Despite being an “A student,” St. George Regional Hospital still had one blemish in the latest report: Foreign objects retained after surgery. That can range from catheters, needles and sponges to surgical instruments like clamps. 

The national average is a score of 0.014, but St. George Regional had a 0.192 foreign object score after three straight reports with a perfect 0 score. 

“There’s always a level for improvement. And one thing about St.
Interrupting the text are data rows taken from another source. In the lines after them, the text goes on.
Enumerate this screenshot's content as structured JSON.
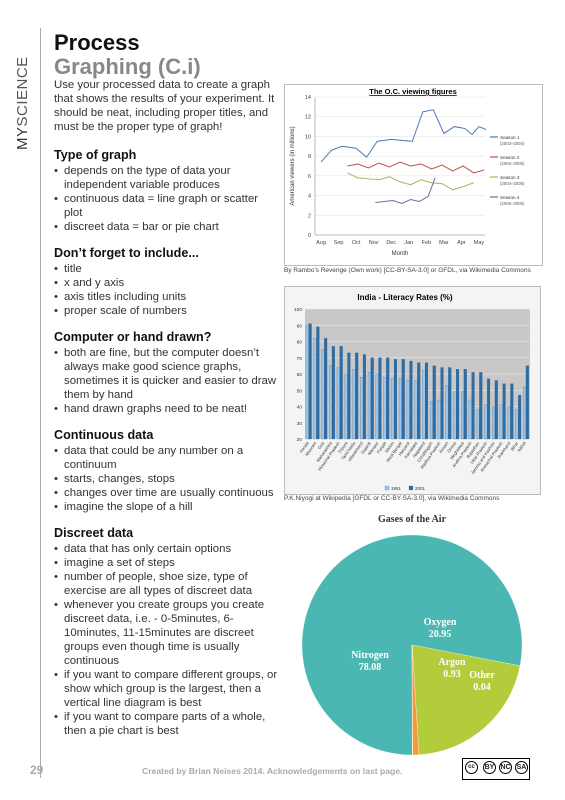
{
  "side_label": {
    "part1": "MY",
    "part2": "SCIENCE"
  },
  "title": {
    "line1": "Process",
    "line2": "Graphing (C.i)"
  },
  "intro": "Use your processed data to create a graph that shows the results of your experiment.  It should be neat, including proper titles, and must be the proper type of graph!",
  "sections": [
    {
      "heading": "Type of graph",
      "items": [
        "depends on the type of data your independent variable produces",
        "continuous data = line graph or scatter plot",
        "discreet data = bar or pie chart"
      ]
    },
    {
      "heading": "Don’t forget to include...",
      "items": [
        "title",
        "x and y axis",
        "axis titles including units",
        "proper scale of numbers"
      ]
    },
    {
      "heading": "Computer or hand drawn?",
      "items": [
        "both are fine, but the computer doesn’t always make good science graphs, sometimes it is quicker and easier to draw them by hand",
        "hand drawn graphs need to be neat!"
      ]
    },
    {
      "heading": "Continuous data",
      "items": [
        "data that could be any number on a continuum",
        "starts, changes, stops",
        "changes over time are usually continuous",
        "imagine the slope of a hill"
      ]
    },
    {
      "heading": "Discreet data",
      "items": [
        "data that has only certain options",
        "imagine a set of steps",
        "number of people, shoe size, type of exercise are all types of discreet data",
        "whenever you create groups you create discreet data, i.e. - 0-5minutes, 6-10minutes, 11-15minutes are discreet groups even though time is usually continuous",
        "if you want to compare different groups, or show which group is the largest, then a vertical line diagram is best",
        "if you want to compare parts of a whole, then a pie chart is best"
      ]
    }
  ],
  "captions": {
    "line": "By Rambo’s Revenge (Own work) [CC-BY-SA-3.0] or GFDL, via Wikimedia Commons",
    "bar": "P.K.Niyogi at Wikipedia [GFDL or CC-BY-SA-3.0], via Wikimedia Commons"
  },
  "footer": {
    "page": "29",
    "credit": "Created by Brian Neises 2014.  Acknowledgements on last page."
  },
  "license_badge": {
    "labels": [
      "BY",
      "NC",
      "SA"
    ]
  },
  "chart_data": [
    {
      "type": "line",
      "title": "The O.C. viewing figures",
      "xlabel": "Month",
      "ylabel": "American viewers (in millions)",
      "categories": [
        "Aug",
        "Sep",
        "Oct",
        "Nov",
        "Dec",
        "Jan",
        "Feb",
        "Mar",
        "Apr",
        "May"
      ],
      "ylim": [
        0,
        14
      ],
      "yticks": [
        0,
        2,
        4,
        6,
        8,
        10,
        12,
        14
      ],
      "legend_position": "right",
      "series": [
        {
          "name": "Season 1 (2003–2004)",
          "color": "#4a78b5",
          "x": [
            0,
            0.6,
            1.2,
            2,
            2.6,
            3.2,
            4,
            4.6,
            5.2,
            5.8,
            6.4,
            7,
            7.6,
            8.2,
            8.6,
            9,
            9.4
          ],
          "y": [
            7.4,
            8.6,
            9.0,
            8.8,
            7.9,
            9.5,
            9.7,
            9.6,
            9.5,
            12.5,
            12.7,
            10.3,
            11.0,
            10.8,
            10.2,
            11.0,
            10.7
          ]
        },
        {
          "name": "Season 2 (2004–2005)",
          "color": "#c0504d",
          "x": [
            1.5,
            2.1,
            2.7,
            3.3,
            3.9,
            4.5,
            5.1,
            5.7,
            6.3,
            6.9,
            7.5,
            8.1,
            8.7,
            9.3
          ],
          "y": [
            7.0,
            7.2,
            6.8,
            7.3,
            6.9,
            7.4,
            7.0,
            7.2,
            6.7,
            7.1,
            6.5,
            7.0,
            6.3,
            6.6
          ]
        },
        {
          "name": "Season 3 (2004–2005)",
          "color": "#9bbb59",
          "x": [
            1.5,
            2.1,
            2.7,
            3.3,
            3.9,
            4.5,
            5.1,
            5.7,
            6.3,
            6.9,
            7.5,
            8.1,
            8.7
          ],
          "y": [
            6.3,
            5.8,
            5.7,
            5.6,
            5.9,
            5.4,
            5.1,
            5.6,
            5.3,
            5.2,
            4.6,
            4.9,
            5.3
          ]
        },
        {
          "name": "Season 4 (2005–2006)",
          "color": "#8064a2",
          "x": [
            3.1,
            3.6,
            4.1,
            4.6,
            5.1,
            5.6,
            6.1,
            6.5
          ],
          "y": [
            3.3,
            3.4,
            3.5,
            3.2,
            3.6,
            3.4,
            3.9,
            5.8
          ]
        }
      ]
    },
    {
      "type": "bar",
      "title": "India - Literacy Rates (%)",
      "ylim": [
        20,
        100
      ],
      "yticks": [
        20,
        30,
        40,
        50,
        60,
        70,
        80,
        90,
        100
      ],
      "legend_position": "bottom",
      "categories": [
        "Kerala",
        "Mizoram",
        "Goa",
        "Maharashtra",
        "Himachal Pradesh",
        "Tripura",
        "Tamil Nadu",
        "Uttarakhand",
        "Gujarat",
        "Manipur",
        "Punjab",
        "Sikkim",
        "West Bengal",
        "Haryana",
        "Karnataka",
        "Nagaland",
        "Chhattisgarh",
        "Madhya Pradesh",
        "Assam",
        "Orissa",
        "Meghalaya",
        "Andhra Pradesh",
        "Rajasthan",
        "Uttar Pradesh",
        "Jammu and Kashmir",
        "Arunachal Pradesh",
        "Jharkhand",
        "Bihar",
        "INDIA"
      ],
      "series": [
        {
          "name": "1991",
          "color": "#9dc3e6",
          "values": [
            90,
            82,
            75,
            65,
            64,
            60,
            63,
            58,
            61,
            60,
            58,
            57,
            57,
            56,
            56,
            62,
            43,
            44,
            53,
            49,
            49,
            44,
            38,
            41,
            40,
            41,
            40,
            38,
            52
          ]
        },
        {
          "name": "2001",
          "color": "#2e6da4",
          "values": [
            91,
            89,
            82,
            77,
            77,
            73,
            73,
            72,
            70,
            70,
            70,
            69,
            69,
            68,
            67,
            67,
            65,
            64,
            64,
            63,
            63,
            61,
            61,
            57,
            56,
            54,
            54,
            47,
            65
          ]
        }
      ]
    },
    {
      "type": "pie",
      "title": "Gases of the Air",
      "slices": [
        {
          "label": "Nitrogen",
          "value": 78.08,
          "color": "#4ab7b3"
        },
        {
          "label": "Oxygen",
          "value": 20.95,
          "color": "#b3cc3c"
        },
        {
          "label": "Argon",
          "value": 0.93,
          "color": "#f59a3c"
        },
        {
          "label": "Other",
          "value": 0.04,
          "color": "#f2c24a"
        }
      ]
    }
  ]
}
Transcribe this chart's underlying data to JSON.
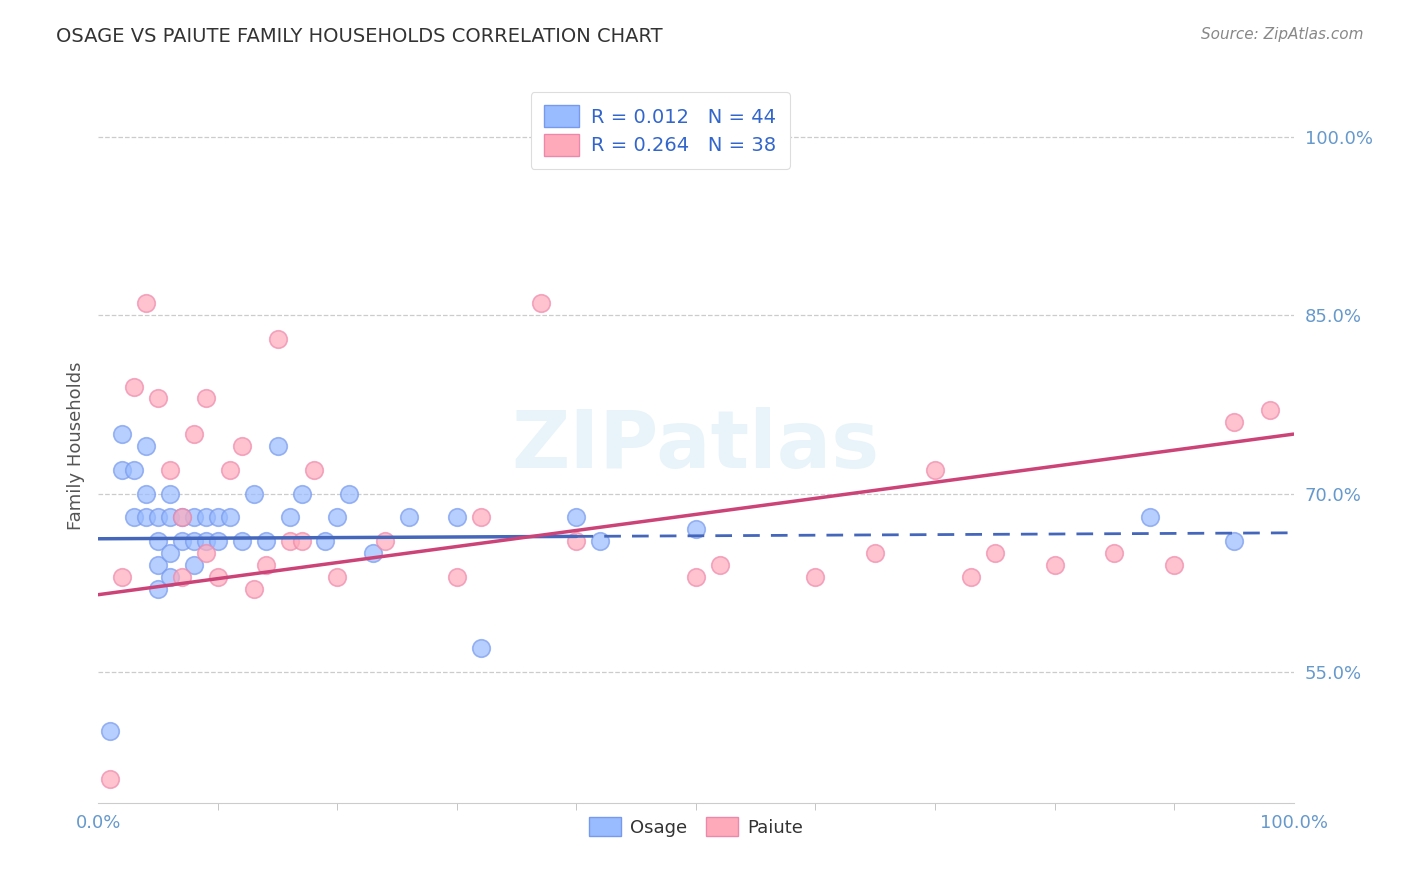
{
  "title": "OSAGE VS PAIUTE FAMILY HOUSEHOLDS CORRELATION CHART",
  "source": "Source: ZipAtlas.com",
  "ylabel": "Family Households",
  "xlim": [
    0,
    1
  ],
  "ylim": [
    0.44,
    1.04
  ],
  "xticks": [
    0.0,
    1.0
  ],
  "xticklabels": [
    "0.0%",
    "100.0%"
  ],
  "ytick_positions": [
    0.55,
    0.7,
    0.85,
    1.0
  ],
  "ytick_labels": [
    "55.0%",
    "70.0%",
    "85.0%",
    "100.0%"
  ],
  "tick_color": "#6699cc",
  "osage_color": "#99bbff",
  "paiute_color": "#ffaabb",
  "osage_edge_color": "#7799ee",
  "paiute_edge_color": "#ee88aa",
  "osage_line_color": "#4466bb",
  "paiute_line_color": "#cc4477",
  "background_color": "#ffffff",
  "watermark": "ZIPatlas",
  "R_osage": 0.012,
  "N_osage": 44,
  "R_paiute": 0.264,
  "N_paiute": 38,
  "osage_intercept": 0.662,
  "osage_slope": 0.005,
  "paiute_intercept": 0.615,
  "paiute_slope": 0.135,
  "osage_line_solid_end": 0.4,
  "osage_x": [
    0.01,
    0.02,
    0.02,
    0.03,
    0.03,
    0.04,
    0.04,
    0.04,
    0.05,
    0.05,
    0.05,
    0.05,
    0.06,
    0.06,
    0.06,
    0.06,
    0.07,
    0.07,
    0.08,
    0.08,
    0.08,
    0.09,
    0.09,
    0.1,
    0.1,
    0.11,
    0.12,
    0.13,
    0.14,
    0.15,
    0.16,
    0.17,
    0.19,
    0.2,
    0.21,
    0.23,
    0.26,
    0.3,
    0.32,
    0.4,
    0.42,
    0.5,
    0.88,
    0.95
  ],
  "osage_y": [
    0.5,
    0.72,
    0.75,
    0.68,
    0.72,
    0.68,
    0.7,
    0.74,
    0.62,
    0.64,
    0.66,
    0.68,
    0.63,
    0.65,
    0.68,
    0.7,
    0.66,
    0.68,
    0.64,
    0.66,
    0.68,
    0.66,
    0.68,
    0.66,
    0.68,
    0.68,
    0.66,
    0.7,
    0.66,
    0.74,
    0.68,
    0.7,
    0.66,
    0.68,
    0.7,
    0.65,
    0.68,
    0.68,
    0.57,
    0.68,
    0.66,
    0.67,
    0.68,
    0.66
  ],
  "paiute_x": [
    0.01,
    0.02,
    0.03,
    0.04,
    0.05,
    0.06,
    0.07,
    0.07,
    0.08,
    0.09,
    0.09,
    0.1,
    0.11,
    0.12,
    0.13,
    0.14,
    0.15,
    0.16,
    0.17,
    0.18,
    0.2,
    0.24,
    0.3,
    0.32,
    0.37,
    0.4,
    0.5,
    0.52,
    0.6,
    0.65,
    0.7,
    0.73,
    0.75,
    0.8,
    0.85,
    0.9,
    0.95,
    0.98
  ],
  "paiute_y": [
    0.46,
    0.63,
    0.79,
    0.86,
    0.78,
    0.72,
    0.63,
    0.68,
    0.75,
    0.78,
    0.65,
    0.63,
    0.72,
    0.74,
    0.62,
    0.64,
    0.83,
    0.66,
    0.66,
    0.72,
    0.63,
    0.66,
    0.63,
    0.68,
    0.86,
    0.66,
    0.63,
    0.64,
    0.63,
    0.65,
    0.72,
    0.63,
    0.65,
    0.64,
    0.65,
    0.64,
    0.76,
    0.77
  ]
}
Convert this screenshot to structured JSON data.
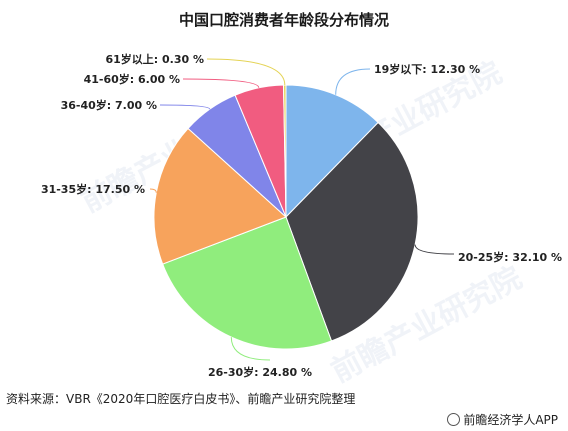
{
  "title": "中国口腔消费者年龄段分布情况",
  "watermark": "前瞻产业研究院",
  "source": "资料来源：VBR《2020年口腔医疗白皮书》、前瞻产业研究院整理",
  "brand": "前瞻经济学人APP",
  "chart_data": {
    "type": "pie",
    "title": "中国口腔消费者年龄段分布情况",
    "start_angle_deg": 0,
    "direction": "clockwise",
    "slices": [
      {
        "label": "19岁以下",
        "value": 12.3,
        "display": "19岁以下: 12.30 %",
        "color": "#7eb5ec"
      },
      {
        "label": "20-25岁",
        "value": 32.1,
        "display": "20-25岁: 32.10 %",
        "color": "#434348"
      },
      {
        "label": "26-30岁",
        "value": 24.8,
        "display": "26-30岁: 24.80 %",
        "color": "#90ed7d"
      },
      {
        "label": "31-35岁",
        "value": 17.5,
        "display": "31-35岁: 17.50 %",
        "color": "#f7a35c"
      },
      {
        "label": "36-40岁",
        "value": 7.0,
        "display": "36-40岁: 7.00 %",
        "color": "#8085e9"
      },
      {
        "label": "41-60岁",
        "value": 6.0,
        "display": "41-60岁: 6.00 %",
        "color": "#f15c80"
      },
      {
        "label": "61岁以上",
        "value": 0.3,
        "display": "61岁以上: 0.30 %",
        "color": "#e4d354"
      }
    ]
  }
}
George is if you look at the outcomes, they do have a foreign-object retained measure,” Stewart said. “Those are things that should never happen in a hospital. Generally, a hospital has the structures and processes in place to prevent those things.” 

St. George has also had a two-fold increase in the measure of colon infections during surgery and is above the national average.  

Cedar City Hospital now has at least four straight perfect 0 scores in the foreign object category, though that facility has a fraction of the surgeries performed in St. George. There were no measures that showed a substantial downgrade for Cedar City in the fall 2023 report.

The data that determines the grades is a combination of data from 28 safety measures from the federal Centers for Medicare and Medicaid Services and information compiled from surveys conducted by LeapFrog researchers.